Рейф слушал ее краем уха, пытаясь представить себе маленькую Молли. Женщину, которая относится к мужчинам так же, как к раковинам – и в том, и в другом случае подбирает обломки. Женщину, которая сохранила в себе детскую наивность, несмотря на замужество и развод.
«А теперь, когда ее сестры выросли, – размышлял Рейф, направляя самолет на юго-запад вдоль береговой линии, – она похоронит себя в доме престарелых и проведет остаток жизни в заботе о людях, которые будут пользоваться ее добротой и великодушием, пока не выпьют из нее все силы. Не будет больше румянца. Не будет смеха. Не будет тихих вздохов и необузданной страсти».
Чертовски жаль. Он никогда не отличался сентиментальностью, но такие женщины, как Молли, пробуждали в нем стремление защищать. То, что ей нужно…
Его не касается!
* * *
– Думаю, завтра они подъедут, – радостно заявила Молли несколько часов спустя. Она чуть шею себе не вывернула, любуясь закатом над широкой гладью пролива Памлико. Они едва успели приземлиться на остров до наступления темноты. Рейф сообщил ей, что взлетная полоса не освещается, и уткнулся в свои приборы, хотя время от времени Молли ловила на себе его взгляд. Шум двигателя мешал разговору, и она решила, что это к лучшему.
Она выскочила из самолета, не дожидаясь помощи. Зачем привыкать к тому, что вот-вот должно завершится? С завтрашнего дня животным придется обходиться без нее. В коттедже и для двоих еле места хватает. А четверо – это целая толпа.
– Ты, наверное, утром уедешь, – жизнерадостно поинтересовалась Молли.
Рейф кивнул.
– Я сказал Стю, чтобы он не торопился, а то вдруг твоей сестре понадобится… пройтись по магазинам. – Он хотел сказать: «медицинская помощь», но вовремя вспомнил о ее мнительности.
– Не понадобится. У нее и здесь полно одежды, а в Дурхеме еще больше.
– Но раз уж они будут рядом с торговым центром, она может и побаловать себя.

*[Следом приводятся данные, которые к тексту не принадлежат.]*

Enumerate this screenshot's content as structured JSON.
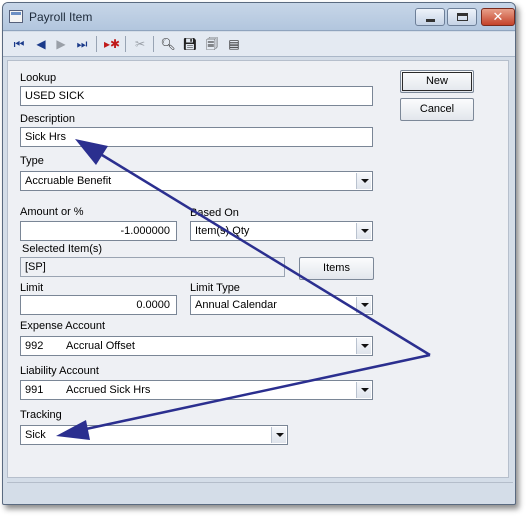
{
  "window": {
    "title": "Payroll Item"
  },
  "toolbar": {
    "icons": [
      "first-record-icon",
      "previous-record-icon",
      "next-record-icon",
      "last-record-icon",
      "new-record-icon",
      "delete-record-icon",
      "find-icon",
      "save-icon",
      "save-close-icon",
      "properties-icon"
    ]
  },
  "form": {
    "lookup": {
      "label": "Lookup",
      "value": "USED SICK"
    },
    "description": {
      "label": "Description",
      "value": "Sick Hrs"
    },
    "type": {
      "label": "Type",
      "value": "Accruable Benefit"
    },
    "amount": {
      "label": "Amount or %",
      "value": "-1.000000"
    },
    "based_on": {
      "label": "Based On",
      "value": "Item(s) Qty"
    },
    "selected_items": {
      "label": "Selected Item(s)",
      "value": "[SP]"
    },
    "items_button": "Items",
    "limit": {
      "label": "Limit",
      "value": "0.0000"
    },
    "limit_type": {
      "label": "Limit Type",
      "value": "Annual Calendar"
    },
    "expense_account": {
      "label": "Expense Account",
      "code": "992",
      "name": "Accrual Offset"
    },
    "liability_account": {
      "label": "Liability Account",
      "code": "991",
      "name": "Accrued Sick Hrs"
    },
    "tracking": {
      "label": "Tracking",
      "value": "Sick"
    }
  },
  "buttons": {
    "new": "New",
    "cancel": "Cancel"
  },
  "colors": {
    "annotation_arrow": "#2b2f8f",
    "window_bg": "#d4dde8"
  }
}
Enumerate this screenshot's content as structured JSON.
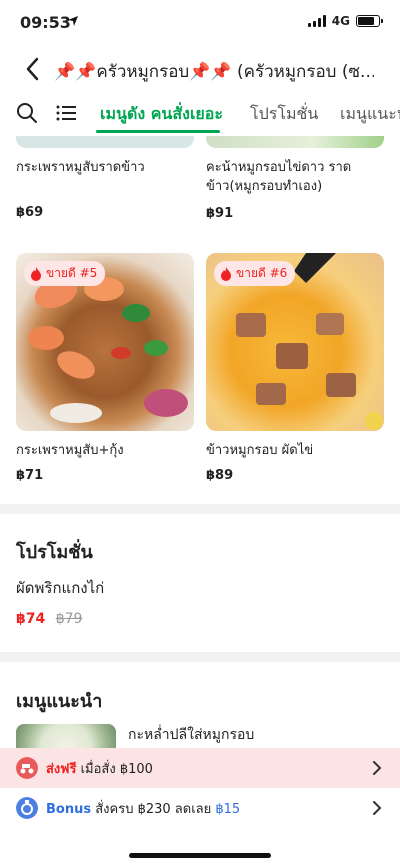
{
  "status": {
    "time": "09:53",
    "network": "4G"
  },
  "header": {
    "title": "📌📌ครัวหมูกรอบ📌📌 (ครัวหมูกรอบ (ซ..."
  },
  "tabs": [
    {
      "label": "เมนูดัง คนสั่งเยอะ",
      "active": true
    },
    {
      "label": "โปรโมชั่น",
      "active": false
    },
    {
      "label": "เมนูแนะนำ",
      "active": false
    }
  ],
  "menu_items": [
    {
      "name": "กระเพราหมูสับราดข้าว",
      "price": "฿69"
    },
    {
      "name": "คะน้าหมูกรอบไข่ดาว ราดข้าว(หมูกรอบทำเอง)",
      "price": "฿91"
    },
    {
      "name": "กระเพราหมูสับ+กุ้ง",
      "price": "฿71",
      "badge": "ขายดี #5"
    },
    {
      "name": "ข้าวหมูกรอบ ผัดไข่",
      "price": "฿89",
      "badge": "ขายดี #6"
    }
  ],
  "promotions": {
    "title": "โปรโมชั่น",
    "item": {
      "name": "ผัดพริกแกงไก่",
      "price": "฿74",
      "original_price": "฿79"
    }
  },
  "recommended": {
    "title": "เมนูแนะนำ",
    "item": {
      "name": "กะหล่ำปลีใส่หมูกรอบ"
    }
  },
  "delivery_bar": {
    "highlight": "ส่งฟรี",
    "text": "เมื่อสั่ง ฿100"
  },
  "bonus_bar": {
    "label": "Bonus",
    "text": "สั่งครบ ฿230 ลดเลย",
    "amount": "฿15"
  },
  "colors": {
    "accent": "#00a651",
    "promo_red": "#e22222",
    "bonus_blue": "#2f6fe0"
  }
}
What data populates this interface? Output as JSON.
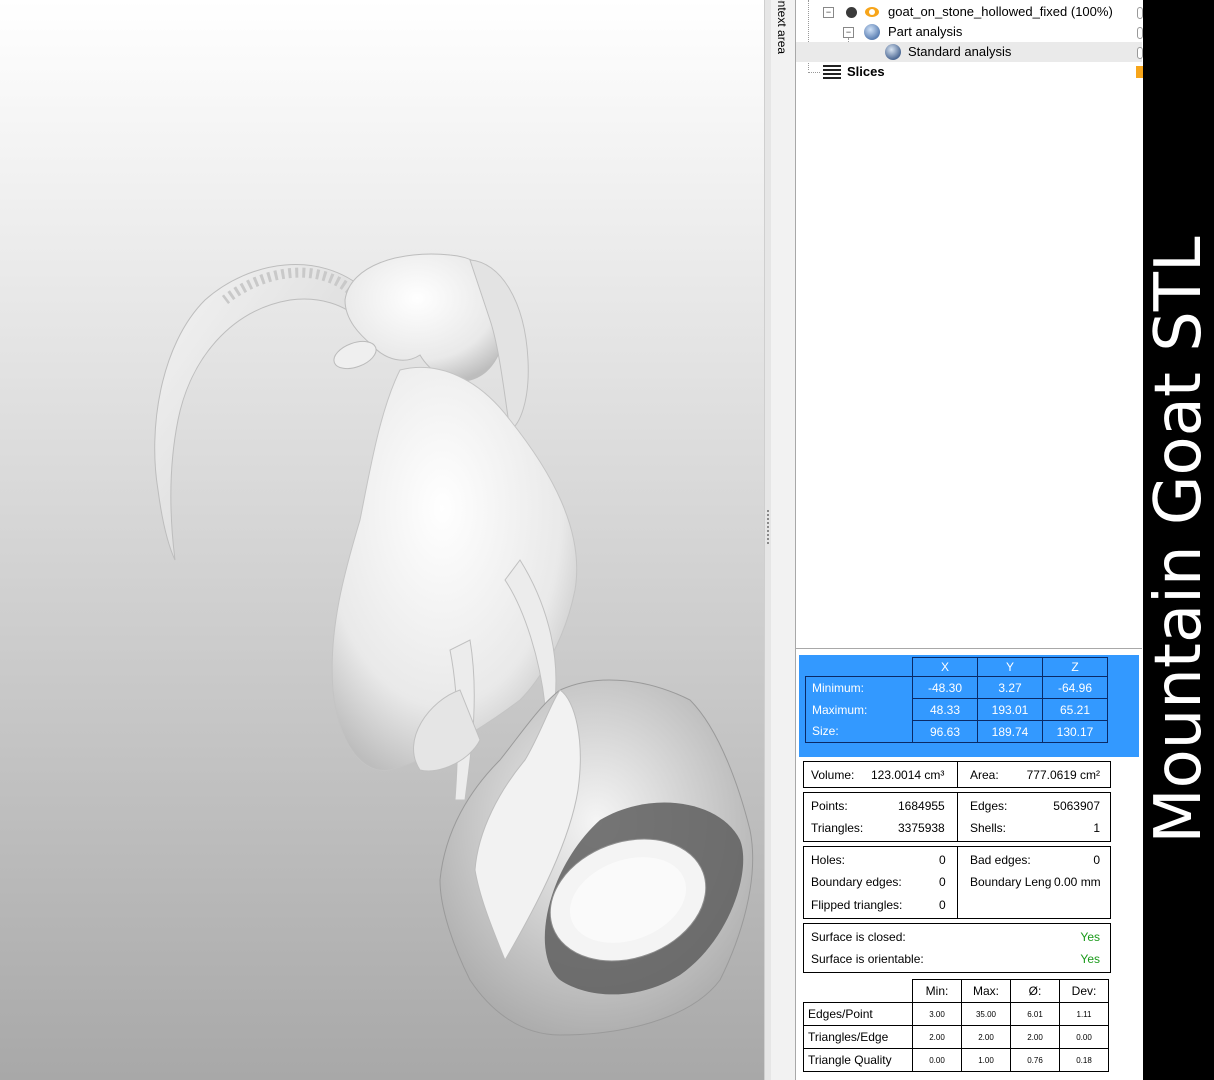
{
  "context_area_label": "ontext area",
  "banner_text": "Mountain Goat STL",
  "tree": {
    "part_label": "goat_on_stone_hollowed_fixed (100%)",
    "part_analysis_label": "Part analysis",
    "standard_analysis_label": "Standard analysis",
    "slices_label": "Slices"
  },
  "bbox": {
    "headers": [
      "X",
      "Y",
      "Z"
    ],
    "rows": [
      {
        "label": "Minimum:",
        "x": "-48.30",
        "y": "3.27",
        "z": "-64.96"
      },
      {
        "label": "Maximum:",
        "x": "48.33",
        "y": "193.01",
        "z": "65.21"
      },
      {
        "label": "Size:",
        "x": "96.63",
        "y": "189.74",
        "z": "130.17"
      }
    ]
  },
  "volume": {
    "label": "Volume:",
    "value": "123.0014 cm³"
  },
  "area": {
    "label": "Area:",
    "value": "777.0619 cm²"
  },
  "mesh": {
    "points_label": "Points:",
    "points": "1684955",
    "edges_label": "Edges:",
    "edges": "5063907",
    "triangles_label": "Triangles:",
    "triangles": "3375938",
    "shells_label": "Shells:",
    "shells": "1"
  },
  "defects": {
    "holes_label": "Holes:",
    "holes": "0",
    "bad_edges_label": "Bad edges:",
    "bad_edges": "0",
    "boundary_edges_label": "Boundary edges:",
    "boundary_edges": "0",
    "boundary_length_label": "Boundary Leng",
    "boundary_length": "0.00 mm",
    "flipped_label": "Flipped triangles:",
    "flipped": "0"
  },
  "surface": {
    "closed_label": "Surface is closed:",
    "closed": "Yes",
    "orientable_label": "Surface is orientable:",
    "orientable": "Yes"
  },
  "stats": {
    "headers": [
      "Min:",
      "Max:",
      "Ø:",
      "Dev:"
    ],
    "rows": [
      {
        "label": "Edges/Point",
        "values": [
          "3.00",
          "35.00",
          "6.01",
          "1.11"
        ]
      },
      {
        "label": "Triangles/Edge",
        "values": [
          "2.00",
          "2.00",
          "2.00",
          "0.00"
        ]
      },
      {
        "label": "Triangle Quality",
        "values": [
          "0.00",
          "1.00",
          "0.76",
          "0.18"
        ]
      }
    ]
  },
  "colors": {
    "selection_blue": "#3399ff",
    "ok_green": "#1a9a1a",
    "eye_orange": "#f7a51a"
  }
}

– Ей хватит и того, что я для нее купила. Я знаю ее вкусы и размеры.
Рейф еще не встречал ни одной женщины, включая собственную мать, которая не любила бы бегать по магазинам. Чем они красивее, тем больше им нравится тратить деньги на улучшение своей внешности.
– Стю может ей это позволить. Он не может распоряжаться своим наследством, пока ему не исполнится тридцать один год, но его доходов хватит им для полного счастья.
Молли взглянула на него с любопытством. Они сидели в «ржавой жестянке» и направлялись к коттеджу.
– Так вот что необходимо для счастья? Деньги?
– А разве нет? – Это напоминает больной зуб. Рейф не мог оставить его в покое, ему надо было трогать его, ощупывать, постоянно проверять на прочность. Он сказал себе, что все дело в новизне. И только в ней, потому что Молли совершенно не похожа на всех остальных женщин.
Коттедж, скрывающийся под кронами двух кривых дубов, был погружен в темноту. Рейф повернул ключ в замке, а Молли шагнула внутрь и нащупала выключатель. Пит (или Рипит?) воспроизвел скрип открывающейся двери, а вторая птица издала переливчатую трель, напоминающую пение крапивника. Молли пришла к выводу, что эти попугаи не такие уж противные, жаль только, что они сквернословят.
Куда же им было деваться? Все мужчины матерятся. Кто-то… а может, и целая группа студентов… получил огромное удовольствие, развращая двух прекрасных птиц.
– Странно, но картину они не портят, – заметил Рейф.
– Удирай, приятель, удирай, приятель, уди…
– Засранец, засранец!
– Терпит же их как-то твоя сестра.
– Просто их хозяина не нашли, и она испугалась, что их… ну, что обычно делают с бездомными птицами? Наверное, усыпляют.
Рейф бросил сумки в спальне, распахнул окно и заглянул в холодильник.
– Для жарки они староваты, но если потушить…
– Рейф!
– Шучу, – сказал он. – Хочешь…. Смотри-ка, мы можем сварганить омлет с ветчиной или…
Услышав шаги Лохматика, Молли открыла банку кошачьих консервов. Не удивительно, что от бедняги так воняет. Все дело в еде.
– Салли Энн хочет дать мне щенка.
– И что? – Рейф достал все необходимое для омлета и сложил их на кухонный стол.
– Там, где я живу, нельзя держать животных.
– Скажи, что собака нужна тебе для охраны.
– Я могу сказать все что угодно, но вряд ли это поможет.
От усталости Молли даже есть не хотелось. И непонятно почему, ведь в последние несколько часов она сидела сиднем, чувствуя рядом этого мужчину – его тепло, его силу, кедровый аромат крема для бритья, смешивающийся с запахами металла и масла, наполнявшими кабину самолета.
– Как ты думаешь, можно устать от отдыха?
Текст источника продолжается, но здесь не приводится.